Laura and Chloe had nearly despaired of her that morning. Chloe had come round, ostensibly to lend Anna some spare tights but in fact so she could join in the makeup process, which she thoroughly enjoyed. Anna enjoyed her trips to the dentist marginally more.

‘I don’t understand you!’ said Chloe. ‘You happily pick up an electric saw and cut into some precious boards—’

‘Not happily! I’d measured them about twenty times, and made a cardboard template!’

‘And yet you go all girly and pathetic when confronted with a make-up brush,’ Chloe finished.

‘It’s different,’ muttered Anna.

‘It washes off!’ declared Laura. ‘Now close your eyes.’

But Anna didn’t wash it off in the Ladies, as she’d promised herself she would, because she liked feeling different. Instead, she headed for the tube.

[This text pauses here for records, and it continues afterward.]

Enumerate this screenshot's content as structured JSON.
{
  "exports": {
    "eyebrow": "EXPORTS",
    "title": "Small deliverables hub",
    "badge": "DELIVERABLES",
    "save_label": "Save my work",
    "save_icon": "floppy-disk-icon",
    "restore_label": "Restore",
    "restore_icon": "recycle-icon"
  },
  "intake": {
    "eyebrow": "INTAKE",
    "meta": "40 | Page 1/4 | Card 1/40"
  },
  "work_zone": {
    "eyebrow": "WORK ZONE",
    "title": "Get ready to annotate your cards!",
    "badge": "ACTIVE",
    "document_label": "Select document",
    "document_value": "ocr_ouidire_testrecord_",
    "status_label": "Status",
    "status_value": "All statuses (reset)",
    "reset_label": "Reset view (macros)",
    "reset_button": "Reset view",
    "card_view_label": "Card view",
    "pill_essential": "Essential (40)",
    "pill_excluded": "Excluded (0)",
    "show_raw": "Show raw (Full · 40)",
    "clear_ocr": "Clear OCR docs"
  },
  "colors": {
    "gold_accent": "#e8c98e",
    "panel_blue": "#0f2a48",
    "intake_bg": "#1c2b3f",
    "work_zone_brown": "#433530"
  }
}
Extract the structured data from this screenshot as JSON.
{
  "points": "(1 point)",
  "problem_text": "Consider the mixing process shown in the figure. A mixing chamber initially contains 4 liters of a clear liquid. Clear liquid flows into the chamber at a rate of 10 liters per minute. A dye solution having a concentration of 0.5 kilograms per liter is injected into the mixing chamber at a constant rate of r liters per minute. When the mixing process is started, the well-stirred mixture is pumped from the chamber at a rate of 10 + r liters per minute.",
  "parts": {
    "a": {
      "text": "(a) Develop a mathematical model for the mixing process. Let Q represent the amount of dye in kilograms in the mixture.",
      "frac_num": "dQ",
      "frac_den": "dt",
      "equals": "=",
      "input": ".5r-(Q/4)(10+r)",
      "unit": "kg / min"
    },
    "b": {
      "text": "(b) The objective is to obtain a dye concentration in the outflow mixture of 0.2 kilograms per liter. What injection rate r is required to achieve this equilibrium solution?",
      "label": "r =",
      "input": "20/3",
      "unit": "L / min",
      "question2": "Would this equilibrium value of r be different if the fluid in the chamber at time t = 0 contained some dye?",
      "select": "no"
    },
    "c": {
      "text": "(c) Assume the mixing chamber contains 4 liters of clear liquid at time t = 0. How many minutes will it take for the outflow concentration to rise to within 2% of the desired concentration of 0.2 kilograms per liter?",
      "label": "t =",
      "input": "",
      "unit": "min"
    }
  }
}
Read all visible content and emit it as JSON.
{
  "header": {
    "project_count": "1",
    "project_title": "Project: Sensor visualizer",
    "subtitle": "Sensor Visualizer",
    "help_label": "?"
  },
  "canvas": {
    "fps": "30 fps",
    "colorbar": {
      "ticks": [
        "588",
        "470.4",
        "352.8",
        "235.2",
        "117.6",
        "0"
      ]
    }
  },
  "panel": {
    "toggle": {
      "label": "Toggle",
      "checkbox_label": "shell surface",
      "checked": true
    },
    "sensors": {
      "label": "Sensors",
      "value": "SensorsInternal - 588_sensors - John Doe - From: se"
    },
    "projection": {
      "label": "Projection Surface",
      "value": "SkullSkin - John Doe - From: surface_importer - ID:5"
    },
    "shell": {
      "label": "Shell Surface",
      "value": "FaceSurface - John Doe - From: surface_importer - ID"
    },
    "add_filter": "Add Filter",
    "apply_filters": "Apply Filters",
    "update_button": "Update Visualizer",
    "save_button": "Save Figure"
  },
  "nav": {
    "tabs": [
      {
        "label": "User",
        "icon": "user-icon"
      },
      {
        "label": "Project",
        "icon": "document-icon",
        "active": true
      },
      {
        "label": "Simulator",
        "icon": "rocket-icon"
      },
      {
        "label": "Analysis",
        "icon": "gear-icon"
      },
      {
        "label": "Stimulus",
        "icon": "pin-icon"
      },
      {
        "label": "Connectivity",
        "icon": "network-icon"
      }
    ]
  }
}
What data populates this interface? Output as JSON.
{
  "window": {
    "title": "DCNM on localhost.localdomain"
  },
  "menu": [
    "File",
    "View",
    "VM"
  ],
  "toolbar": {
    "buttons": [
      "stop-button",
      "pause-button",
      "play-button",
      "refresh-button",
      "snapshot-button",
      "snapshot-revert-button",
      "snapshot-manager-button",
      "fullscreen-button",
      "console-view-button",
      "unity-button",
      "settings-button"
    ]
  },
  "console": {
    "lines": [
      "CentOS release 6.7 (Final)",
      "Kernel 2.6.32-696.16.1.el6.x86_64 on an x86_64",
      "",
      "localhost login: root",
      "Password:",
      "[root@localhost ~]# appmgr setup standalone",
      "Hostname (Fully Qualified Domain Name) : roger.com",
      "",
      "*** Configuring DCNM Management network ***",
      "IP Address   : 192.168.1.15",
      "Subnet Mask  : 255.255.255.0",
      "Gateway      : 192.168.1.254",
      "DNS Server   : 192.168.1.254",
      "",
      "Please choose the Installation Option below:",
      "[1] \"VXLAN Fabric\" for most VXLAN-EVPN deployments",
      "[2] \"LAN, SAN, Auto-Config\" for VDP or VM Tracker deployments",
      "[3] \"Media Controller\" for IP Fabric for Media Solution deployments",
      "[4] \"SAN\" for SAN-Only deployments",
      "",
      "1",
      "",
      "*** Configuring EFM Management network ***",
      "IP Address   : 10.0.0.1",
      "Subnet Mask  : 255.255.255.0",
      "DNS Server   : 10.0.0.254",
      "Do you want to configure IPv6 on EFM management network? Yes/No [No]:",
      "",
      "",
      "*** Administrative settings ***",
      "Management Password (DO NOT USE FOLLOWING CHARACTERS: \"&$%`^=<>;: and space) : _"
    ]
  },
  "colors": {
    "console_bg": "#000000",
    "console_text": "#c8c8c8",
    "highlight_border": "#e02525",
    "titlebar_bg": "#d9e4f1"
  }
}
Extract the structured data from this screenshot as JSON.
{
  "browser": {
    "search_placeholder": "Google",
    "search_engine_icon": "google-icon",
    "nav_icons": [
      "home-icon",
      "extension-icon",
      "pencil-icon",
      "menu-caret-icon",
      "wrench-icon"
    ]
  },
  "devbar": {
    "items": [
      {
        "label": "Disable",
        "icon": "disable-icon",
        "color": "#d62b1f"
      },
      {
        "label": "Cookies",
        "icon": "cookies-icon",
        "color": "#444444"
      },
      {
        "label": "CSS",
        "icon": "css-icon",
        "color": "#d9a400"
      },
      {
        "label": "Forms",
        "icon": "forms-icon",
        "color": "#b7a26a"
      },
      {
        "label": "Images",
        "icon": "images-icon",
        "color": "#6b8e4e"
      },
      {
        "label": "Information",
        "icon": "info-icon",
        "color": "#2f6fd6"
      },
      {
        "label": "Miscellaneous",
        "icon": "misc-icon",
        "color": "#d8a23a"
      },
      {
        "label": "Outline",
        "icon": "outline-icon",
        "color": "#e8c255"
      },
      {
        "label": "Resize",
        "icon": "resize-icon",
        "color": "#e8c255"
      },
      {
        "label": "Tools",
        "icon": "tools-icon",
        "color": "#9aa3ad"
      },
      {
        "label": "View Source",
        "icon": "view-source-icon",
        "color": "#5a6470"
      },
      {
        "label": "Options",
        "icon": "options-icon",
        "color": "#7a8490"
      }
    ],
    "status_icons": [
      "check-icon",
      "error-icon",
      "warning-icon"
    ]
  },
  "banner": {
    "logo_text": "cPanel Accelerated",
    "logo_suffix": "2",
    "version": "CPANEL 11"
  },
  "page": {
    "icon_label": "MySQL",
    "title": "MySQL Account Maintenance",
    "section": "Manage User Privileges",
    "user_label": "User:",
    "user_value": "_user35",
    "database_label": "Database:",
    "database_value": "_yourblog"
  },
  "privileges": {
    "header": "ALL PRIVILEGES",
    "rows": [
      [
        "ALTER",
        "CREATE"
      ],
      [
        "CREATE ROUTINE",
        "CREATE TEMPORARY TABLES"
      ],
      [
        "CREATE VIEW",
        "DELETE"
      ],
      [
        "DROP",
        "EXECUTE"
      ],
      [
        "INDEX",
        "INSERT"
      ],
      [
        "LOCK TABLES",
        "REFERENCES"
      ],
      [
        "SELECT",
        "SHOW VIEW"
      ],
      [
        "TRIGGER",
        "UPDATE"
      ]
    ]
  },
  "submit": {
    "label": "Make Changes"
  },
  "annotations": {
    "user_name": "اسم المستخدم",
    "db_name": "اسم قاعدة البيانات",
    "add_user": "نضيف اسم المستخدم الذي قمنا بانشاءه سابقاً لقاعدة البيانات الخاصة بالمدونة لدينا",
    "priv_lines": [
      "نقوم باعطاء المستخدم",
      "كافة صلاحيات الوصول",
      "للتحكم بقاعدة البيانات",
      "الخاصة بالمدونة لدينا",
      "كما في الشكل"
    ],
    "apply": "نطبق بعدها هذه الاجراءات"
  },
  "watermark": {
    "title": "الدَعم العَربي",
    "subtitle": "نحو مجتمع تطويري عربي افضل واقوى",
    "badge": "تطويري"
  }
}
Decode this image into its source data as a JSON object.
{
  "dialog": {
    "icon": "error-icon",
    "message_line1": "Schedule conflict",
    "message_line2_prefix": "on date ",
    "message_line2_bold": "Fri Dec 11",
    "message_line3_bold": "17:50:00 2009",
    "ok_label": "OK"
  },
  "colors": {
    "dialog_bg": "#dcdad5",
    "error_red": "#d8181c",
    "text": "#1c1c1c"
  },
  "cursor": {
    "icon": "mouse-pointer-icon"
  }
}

It was only when she came across a group of her college friends in the foyer of the hotel that she realised how competitive reunions could be. There were various ways of acquiring status and Anna doubted if she had mastered any of them. She didn’t have a stunning job, wasn’t studying for a further degree, and wasn’t married.

Crystal, whom Anna had never been close to, was showing off a huge sapphire engagement ring that linked with a platinum wedding band. ‘He does something with property, I’m not sure what. Here’s a picture.’ She produced a wedding photo of herself looking suave and slinky, showing off her perfectly formed and tanned arms, and her husband, who was equally perfect if you overlooked the lack of chin.

‘Wow,’ exclaimed Anna, not knowing what else to say.

‘And what about you, Anna?’ said Crystal, stowing the photo in her limited edition Chanel bag. ‘Have you got a husband, a partner?’

‘I’ve got a dog,’ she said, suddenly missing her.

‘Have you?’ said another friend, who didn’t seem to like Crystal much either, ‘I love dogs.’

‘So, are you married, Zara?’ asked Anna, hoping she wasn’t the only singleton in the group, although they were all still young.

‘Oh, God no! I’m disastrous with relationships. I’m
hoping
to find an old flame tonight. I always had the hots for Max Gordon.’

Anna tried to smile. ‘Not sure I remember him.’

‘He was only a guest lecturer, you may not have come across him.’ She frowned. ‘Though wasn’t it you who had the last dance with him at the Grad Ball?’ Anna gulped. ‘Perhaps it was someone else.’

Anna relaxed a little. Being wrapped up in Max’s arms had made her oblivious to who might have been watching them. She had no idea if their dance had been witnessed or not.